The Legislature allocated $500,000 in federal coronavirus relief funds for the Buy Local Vermont program, and awards will be first come, first served. As of midday Tuesday, more than 10,000 Vermonters were trying to get signed up, and the website was having some trouble, said Commerce Secretary Lindsay Kurrle.

“The system is working, but I understand that the codes are a still little delayed, but we’re just asking for folks patience and hopefully those codes will be coming your way very shortly,” Kurrle said.

When the offer is activated, residents are matched with local businesses where they can use the funds.

Testing sites increase

Kinney Drugs is in partnership with the University of Vermont Medical Center to begin COVID-19 testing at 11 sites around Vermont, Health Commissioner Dr. Mark Levine announced Tuesday.

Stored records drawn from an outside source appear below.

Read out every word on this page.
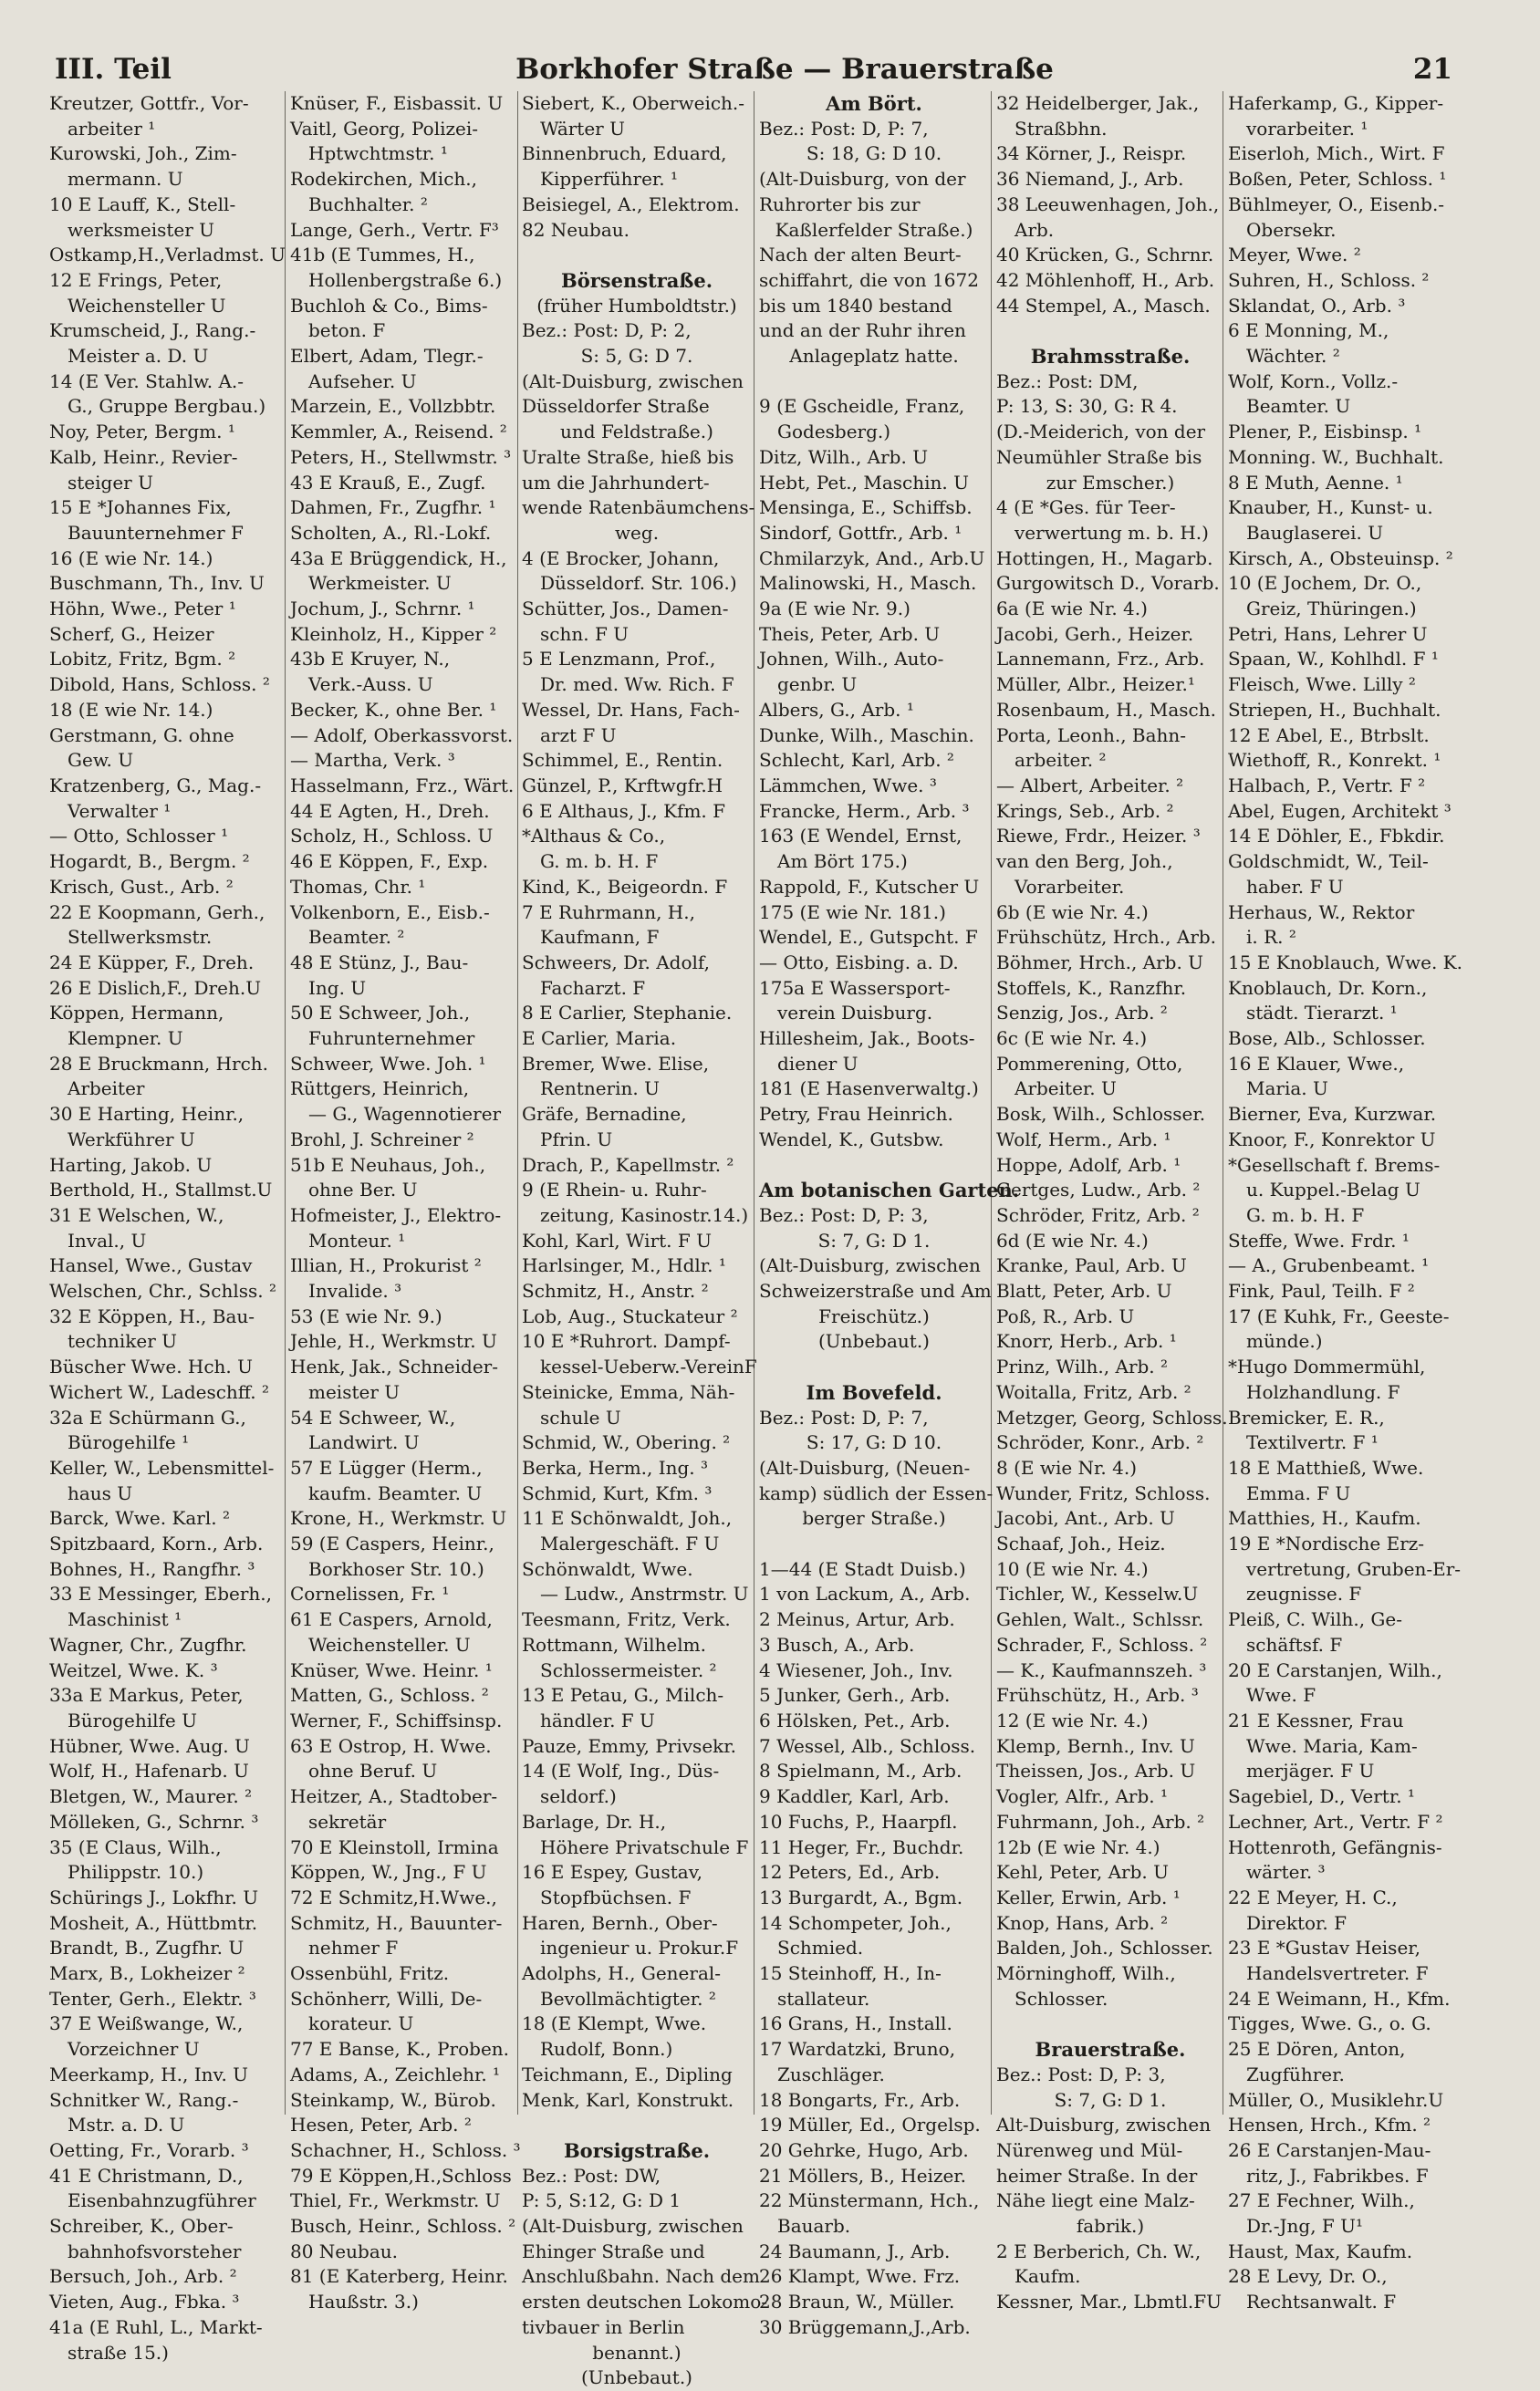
III. Teil	Borkhofer Straße — Brauerstraße	21
Kreutzer, Gottfr., Vor-
arbeiter ¹
Kurowski, Joh., Zim-
mermann. U
10 E Lauff, K., Stell-
werksmeister U
Ostkamp,H.,Verladmst. U
12 E Frings, Peter,
Weichensteller U
Krumscheid, J., Rang.-
Meister a. D. U
14 (E Ver. Stahlw. A.-
G., Gruppe Bergbau.)
Noy, Peter, Bergm. ¹
Kalb, Heinr., Revier-
steiger U
15 E *Johannes Fix,
Bauunternehmer F
16 (E wie Nr. 14.)
Buschmann, Th., Inv. U
Höhn, Wwe., Peter ¹
Scherf, G., Heizer
Lobitz, Fritz, Bgm. ²
Dibold, Hans, Schloss. ²
18 (E wie Nr. 14.)
Gerstmann, G. ohne
Gew. U
Kratzenberg, G., Mag.-
Verwalter ¹
— Otto, Schlosser ¹
Hogardt, B., Bergm. ²
Krisch, Gust., Arb. ²
22 E Koopmann, Gerh.,
Stellwerksmstr.
24 E Küpper, F., Dreh.
26 E Dislich,F., Dreh.U
Köppen, Hermann,
Klempner. U
28 E Bruckmann, Hrch.
Arbeiter
30 E Harting, Heinr.,
Werkführer U
Harting, Jakob. U
Berthold, H., Stallmst.U
31 E Welschen, W.,
Inval., U
Hansel, Wwe., Gustav
Welschen, Chr., Schlss. ²
32 E Köppen, H., Bau-
techniker U
Büscher Wwe. Hch. U
Wichert W., Ladeschff. ²
32a E Schürmann G.,
Bürogehilfe ¹
Keller, W., Lebensmittel-
haus U
Barck, Wwe. Karl. ²
Spitzbaard, Korn., Arb.
Bohnes, H., Rangfhr. ³
33 E Messinger, Eberh.,
Maschinist ¹
Wagner, Chr., Zugfhr.
Weitzel, Wwe. K. ³
33a E Markus, Peter,
Bürogehilfe U
Hübner, Wwe. Aug. U
Wolf, H., Hafenarb. U
Bletgen, W., Maurer. ²
Mölleken, G., Schrnr. ³
35 (E Claus, Wilh.,
Philippstr. 10.)
Schürings J., Lokfhr. U
Mosheit, A., Hüttbmtr.
Brandt, B., Zugfhr. U
Marx, B., Lokheizer ²
Tenter, Gerh., Elektr. ³
37 E Weißwange, W.,
Vorzeichner U
Meerkamp, H., Inv. U
Schnitker W., Rang.-
Mstr. a. D. U
Oetting, Fr., Vorarb. ³
41 E Christmann, D.,
Eisenbahnzugführer
Schreiber, K., Ober-
bahnhofsvorsteher
Bersuch, Joh., Arb. ²
Vieten, Aug., Fbka. ³
41a (E Ruhl, L., Markt-
straße 15.)
Knüser, F., Eisbassit. U
Vaitl, Georg, Polizei-
Hptwchtmstr. ¹
Rodekirchen, Mich.,
Buchhalter. ²
Lange, Gerh., Vertr. F³
41b (E Tummes, H.,
Hollenbergstraße 6.)
Buchloh & Co., Bims-
beton. F
Elbert, Adam, Tlegr.-
Aufseher. U
Marzein, E., Vollzbbtr.
Kemmler, A., Reisend. ²
Peters, H., Stellwmstr. ³
43 E Krauß, E., Zugf.
Dahmen, Fr., Zugfhr. ¹
Scholten, A., Rl.-Lokf.
43a E Brüggendick, H.,
Werkmeister. U
Jochum, J., Schrnr. ¹
Kleinholz, H., Kipper ²
43b E Kruyer, N.,
Verk.-Auss. U
Becker, K., ohne Ber. ¹
— Adolf, Oberkassvorst.
— Martha, Verk. ³
Hasselmann, Frz., Wärt.
44 E Agten, H., Dreh.
Scholz, H., Schloss. U
46 E Köppen, F., Exp.
Thomas, Chr. ¹
Volkenborn, E., Eisb.-
Beamter. ²
48 E Stünz, J., Bau-
Ing. U
50 E Schweer, Joh.,
Fuhrunternehmer
Schweer, Wwe. Joh. ¹
Rüttgers, Heinrich,
— G., Wagennotierer
Brohl, J. Schreiner ²
51b E Neuhaus, Joh.,
ohne Ber. U
Hofmeister, J., Elektro-
Monteur. ¹
Illian, H., Prokurist ²
Invalide. ³
53 (E wie Nr. 9.)
Jehle, H., Werkmstr. U
Henk, Jak., Schneider-
meister U
54 E Schweer, W.,
Landwirt. U
57 E Lügger (Herm.,
kaufm. Beamter. U
Krone, H., Werkmstr. U
59 (E Caspers, Heinr.,
Borkhoser Str. 10.)
Cornelissen, Fr. ¹
61 E Caspers, Arnold,
Weichensteller. U
Knüser, Wwe. Heinr. ¹
Matten, G., Schloss. ²
Werner, F., Schiffsinsp.
63 E Ostrop, H. Wwe.
ohne Beruf. U
Heitzer, A., Stadtober-
sekretär
70 E Kleinstoll, Irmina
Köppen, W., Jng., F U
72 E Schmitz,H.Wwe.,
Schmitz, H., Bauunter-
nehmer F
Ossenbühl, Fritz.
Schönherr, Willi, De-
korateur. U
77 E Banse, K., Proben.
Adams, A., Zeichlehr. ¹
Steinkamp, W., Bürob.
Hesen, Peter, Arb. ²
Schachner, H., Schloss. ³
79 E Köppen,H.,Schloss
Thiel, Fr., Werkmstr. U
Busch, Heinr., Schloss. ²
80 Neubau.
81 (E Katerberg, Heinr.
Haußstr. 3.)
Siebert, K., Oberweich.-
Wärter U
Binnenbruch, Eduard,
Kipperführer. ¹
Beisiegel, A., Elektrom.
82 Neubau.

Börsenstraße.
(früher Humboldtstr.)
Bez.: Post: D, P: 2,
S: 5, G: D 7.
(Alt-Duisburg, zwischen
Düsseldorfer Straße
und Feldstraße.)
Uralte Straße, hieß bis
um die Jahrhundert-
wende Ratenbäumchens-
weg.
4 (E Brocker, Johann,
Düsseldorf. Str. 106.)
Schütter, Jos., Damen-
schn. F U
5 E Lenzmann, Prof.,
Dr. med. Ww. Rich. F
Wessel, Dr. Hans, Fach-
arzt F U
Schimmel, E., Rentin.
Günzel, P., Krftwgfr.H
6 E Althaus, J., Kfm. F
*Althaus & Co.,
G. m. b. H. F
Kind, K., Beigeordn. F
7 E Ruhrmann, H.,
Kaufmann, F
Schweers, Dr. Adolf,
Facharzt. F
8 E Carlier, Stephanie.
E Carlier, Maria.
Bremer, Wwe. Elise,
Rentnerin. U
Gräfe, Bernadine,
Pfrin. U
Drach, P., Kapellmstr. ²
9 (E Rhein- u. Ruhr-
zeitung, Kasinostr.14.)
Kohl, Karl, Wirt. F U
Harlsinger, M., Hdlr. ¹
Schmitz, H., Anstr. ²
Lob, Aug., Stuckateur ²
10 E *Ruhrort. Dampf-
kessel-Ueberw.-VereinF
Steinicke, Emma, Näh-
schule U
Schmid, W., Obering. ²
Berka, Herm., Ing. ³
Schmid, Kurt, Kfm. ³
11 E Schönwaldt, Joh.,
Malergeschäft. F U
Schönwaldt, Wwe.
— Ludw., Anstrmstr. U
Teesmann, Fritz, Verk.
Rottmann, Wilhelm.
Schlossermeister. ²
13 E Petau, G., Milch-
händler. F U
Pauze, Emmy, Privsekr.
14 (E Wolf, Ing., Düs-
seldorf.)
Barlage, Dr. H.,
Höhere Privatschule F
16 E Espey, Gustav,
Stopfbüchsen. F
Haren, Bernh., Ober-
ingenieur u. Prokur.F
Adolphs, H., General-
Bevollmächtigter. ²
18 (E Klempt, Wwe.
Rudolf, Bonn.)
Teichmann, E., Dipling
Menk, Karl, Konstrukt.

Borsigstraße.
Bez.: Post: DW,
P: 5, S:12, G: D 1
(Alt-Duisburg, zwischen
Ehinger Straße und
Anschlußbahn. Nach dem
ersten deutschen Lokomo-
tivbauer in Berlin
benannt.)
(Unbebaut.)
Am Bört.
Bez.: Post: D, P: 7,
S: 18, G: D 10.
(Alt-Duisburg, von der
Ruhrorter bis zur
Kaßlerfelder Straße.)
Nach der alten Beurt-
schiffahrt, die von 1672
bis um 1840 bestand
und an der Ruhr ihren
Anlageplatz hatte.

9 (E Gscheidle, Franz,
Godesberg.)
Ditz, Wilh., Arb. U
Hebt, Pet., Maschin. U
Mensinga, E., Schiffsb.
Sindorf, Gottfr., Arb. ¹
Chmilarzyk, And., Arb.U
Malinowski, H., Masch.
9a (E wie Nr. 9.)
Theis, Peter, Arb. U
Johnen, Wilh., Auto-
genbr. U
Albers, G., Arb. ¹
Dunke, Wilh., Maschin.
Schlecht, Karl, Arb. ²
Lämmchen, Wwe. ³
Francke, Herm., Arb. ³
163 (E Wendel, Ernst,
Am Bört 175.)
Rappold, F., Kutscher U
175 (E wie Nr. 181.)
Wendel, E., Gutspcht. F
— Otto, Eisbing. a. D.
175a E Wassersport-
verein Duisburg.
Hillesheim, Jak., Boots-
diener U
181 (E Hasenverwaltg.)
Petry, Frau Heinrich.
Wendel, K., Gutsbw.

Am botanischen Garten.
Bez.: Post: D, P: 3,
S: 7, G: D 1.
(Alt-Duisburg, zwischen
Schweizerstraße und Am
Freischütz.)
(Unbebaut.)

Im Bovefeld.
Bez.: Post: D, P: 7,
S: 17, G: D 10.
(Alt-Duisburg, (Neuen-
kamp) südlich der Essen-
berger Straße.)

1—44 (E Stadt Duisb.)
1 von Lackum, A., Arb.
2 Meinus, Artur, Arb.
3 Busch, A., Arb.
4 Wiesener, Joh., Inv.
5 Junker, Gerh., Arb.
6 Hölsken, Pet., Arb.
7 Wessel, Alb., Schloss.
8 Spielmann, M., Arb.
9 Kaddler, Karl, Arb.
10 Fuchs, P., Haarpfl.
11 Heger, Fr., Buchdr.
12 Peters, Ed., Arb.
13 Burgardt, A., Bgm.
14 Schompeter, Joh.,
Schmied.
15 Steinhoff, H., In-
stallateur.
16 Grans, H., Install.
17 Wardatzki, Bruno,
Zuschläger.
18 Bongarts, Fr., Arb.
19 Müller, Ed., Orgelsp.
20 Gehrke, Hugo, Arb.
21 Möllers, B., Heizer.
22 Münstermann, Hch.,
Bauarb.
24 Baumann, J., Arb.
26 Klampt, Wwe. Frz.
28 Braun, W., Müller.
30 Brüggemann,J.,Arb.
32 Heidelberger, Jak.,
Straßbhn.
34 Körner, J., Reispr.
36 Niemand, J., Arb.
38 Leeuwenhagen, Joh.,
Arb.
40 Krücken, G., Schrnr.
42 Möhlenhoff, H., Arb.
44 Stempel, A., Masch.

Brahmsstraße.
Bez.: Post: DM,
P: 13, S: 30, G: R 4.
(D.-Meiderich, von der
Neumühler Straße bis
zur Emscher.)
4 (E *Ges. für Teer-
verwertung m. b. H.)
Hottingen, H., Magarb.
Gurgowitsch D., Vorarb.
6a (E wie Nr. 4.)
Jacobi, Gerh., Heizer.
Lannemann, Frz., Arb.
Müller, Albr., Heizer.¹
Rosenbaum, H., Masch.
Porta, Leonh., Bahn-
arbeiter. ²
— Albert, Arbeiter. ²
Krings, Seb., Arb. ²
Riewe, Frdr., Heizer. ³
van den Berg, Joh.,
Vorarbeiter.
6b (E wie Nr. 4.)
Frühschütz, Hrch., Arb.
Böhmer, Hrch., Arb. U
Stoffels, K., Ranzfhr.
Senzig, Jos., Arb. ²
6c (E wie Nr. 4.)
Pommerening, Otto,
Arbeiter. U
Bosk, Wilh., Schlosser.
Wolf, Herm., Arb. ¹
Hoppe, Adolf, Arb. ¹
Gertges, Ludw., Arb. ²
Schröder, Fritz, Arb. ²
6d (E wie Nr. 4.)
Kranke, Paul, Arb. U
Blatt, Peter, Arb. U
Poß, R., Arb. U
Knorr, Herb., Arb. ¹
Prinz, Wilh., Arb. ²
Woitalla, Fritz, Arb. ²
Metzger, Georg, Schloss.
Schröder, Konr., Arb. ²
8 (E wie Nr. 4.)
Wunder, Fritz, Schloss.
Jacobi, Ant., Arb. U
Schaaf, Joh., Heiz.
10 (E wie Nr. 4.)
Tichler, W., Kesselw.U
Gehlen, Walt., Schlssr.
Schrader, F., Schloss. ²
— K., Kaufmannszeh. ³
Frühschütz, H., Arb. ³
12 (E wie Nr. 4.)
Klemp, Bernh., Inv. U
Theissen, Jos., Arb. U
Vogler, Alfr., Arb. ¹
Fuhrmann, Joh., Arb. ²
12b (E wie Nr. 4.)
Kehl, Peter, Arb. U
Keller, Erwin, Arb. ¹
Knop, Hans, Arb. ²
Balden, Joh., Schlosser.
Mörninghoff, Wilh.,
Schlosser.

Brauerstraße.
Bez.: Post: D, P: 3,
S: 7, G: D 1.
Alt-Duisburg, zwischen
Nürenweg und Mül-
heimer Straße. In der
Nähe liegt eine Malz-
fabrik.)
2 E Berberich, Ch. W.,
Kaufm.
Kessner, Mar., Lbmtl.FU
Haferkamp, G., Kipper-
vorarbeiter. ¹
Eiserloh, Mich., Wirt. F
Boßen, Peter, Schloss. ¹
Bühlmeyer, O., Eisenb.-
Obersekr.
Meyer, Wwe. ²
Suhren, H., Schloss. ²
Sklandat, O., Arb. ³
6 E Monning, M.,
Wächter. ²
Wolf, Korn., Vollz.-
Beamter. U
Plener, P., Eisbinsp. ¹
Monning. W., Buchhalt.
8 E Muth, Aenne. ¹
Knauber, H., Kunst- u.
Bauglaserei. U
Kirsch, A., Obsteuinsp. ²
10 (E Jochem, Dr. O.,
Greiz, Thüringen.)
Petri, Hans, Lehrer U
Spaan, W., Kohlhdl. F ¹
Fleisch, Wwe. Lilly ²
Striepen, H., Buchhalt.
12 E Abel, E., Btrbslt.
Wiethoff, R., Konrekt. ¹
Halbach, P., Vertr. F ²
Abel, Eugen, Architekt ³
14 E Döhler, E., Fbkdir.
Goldschmidt, W., Teil-
haber. F U
Herhaus, W., Rektor
i. R. ²
15 E Knoblauch, Wwe. K.
Knoblauch, Dr. Korn.,
städt. Tierarzt. ¹
Bose, Alb., Schlosser.
16 E Klauer, Wwe.,
Maria. U
Bierner, Eva, Kurzwar.
Knoor, F., Konrektor U
*Gesellschaft f. Brems-
u. Kuppel.-Belag U
G. m. b. H. F
Steffe, Wwe. Frdr. ¹
— A., Grubenbeamt. ¹
Fink, Paul, Teilh. F ²
17 (E Kuhk, Fr., Geeste-
münde.)
*Hugo Dommermühl,
Holzhandlung. F
Bremicker, E. R.,
Textilvertr. F ¹
18 E Matthieß, Wwe.
Emma. F U
Matthies, H., Kaufm.
19 E *Nordische Erz-
vertretung, Gruben-Er-
zeugnisse. F
Pleiß, C. Wilh., Ge-
schäftsf. F
20 E Carstanjen, Wilh.,
Wwe. F
21 E Kessner, Frau
Wwe. Maria, Kam-
merjäger. F U
Sagebiel, D., Vertr. ¹
Lechner, Art., Vertr. F ²
Hottenroth, Gefängnis-
wärter. ³
22 E Meyer, H. C.,
Direktor. F
23 E *Gustav Heiser,
Handelsvertreter. F
24 E Weimann, H., Kfm.
Tigges, Wwe. G., o. G.
25 E Dören, Anton,
Zugführer.
Müller, O., Musiklehr.U
Hensen, Hrch., Kfm. ²
26 E Carstanjen-Mau-
ritz, J., Fabrikbes. F
27 E Fechner, Wilh.,
Dr.-Jng, F U¹
Haust, Max, Kaufm.
28 E Levy, Dr. O.,
Rechtsanwalt. F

Some locations will start this week, and others will over the next two weeks, he said. Walgreens joined in a pilot testing effort a few months ago and now operates a drive-thru site in Essex Junction, he said.

Vermont to date has tested more than 146,000 people — nearly a quarter of the state’s population — through pop-up test sites operated by the Health Department and the Vermont National Guard and testing by hospitals and health care providers, Levine said.

The state created a new online system for registering for appointments and the reporting of test results. Test results will soon be available electronically through email for people who get tested at a Health Department site, speeding up the process, Levine said.

Traffic pattern near beach returns to normal

The traffic pattern on a main road near Hampton Beach is returning to what it was before the coronavirus pandemic hit, New Hampshire traffic officials said Tuesday.

Maintenance crews assisted the town of Hampton in removing the Ocean Boulevard northbound detour, returning Ashworth Avenue and Route 1A (Ocean Boulevard) to the pre-COVID-19, one-way traffic pattern, officials said.

A portion of the boulevard had been closed to traffic since May to create a wider walking mall to allow individuals to socially distance amid the coronavirus pandemic.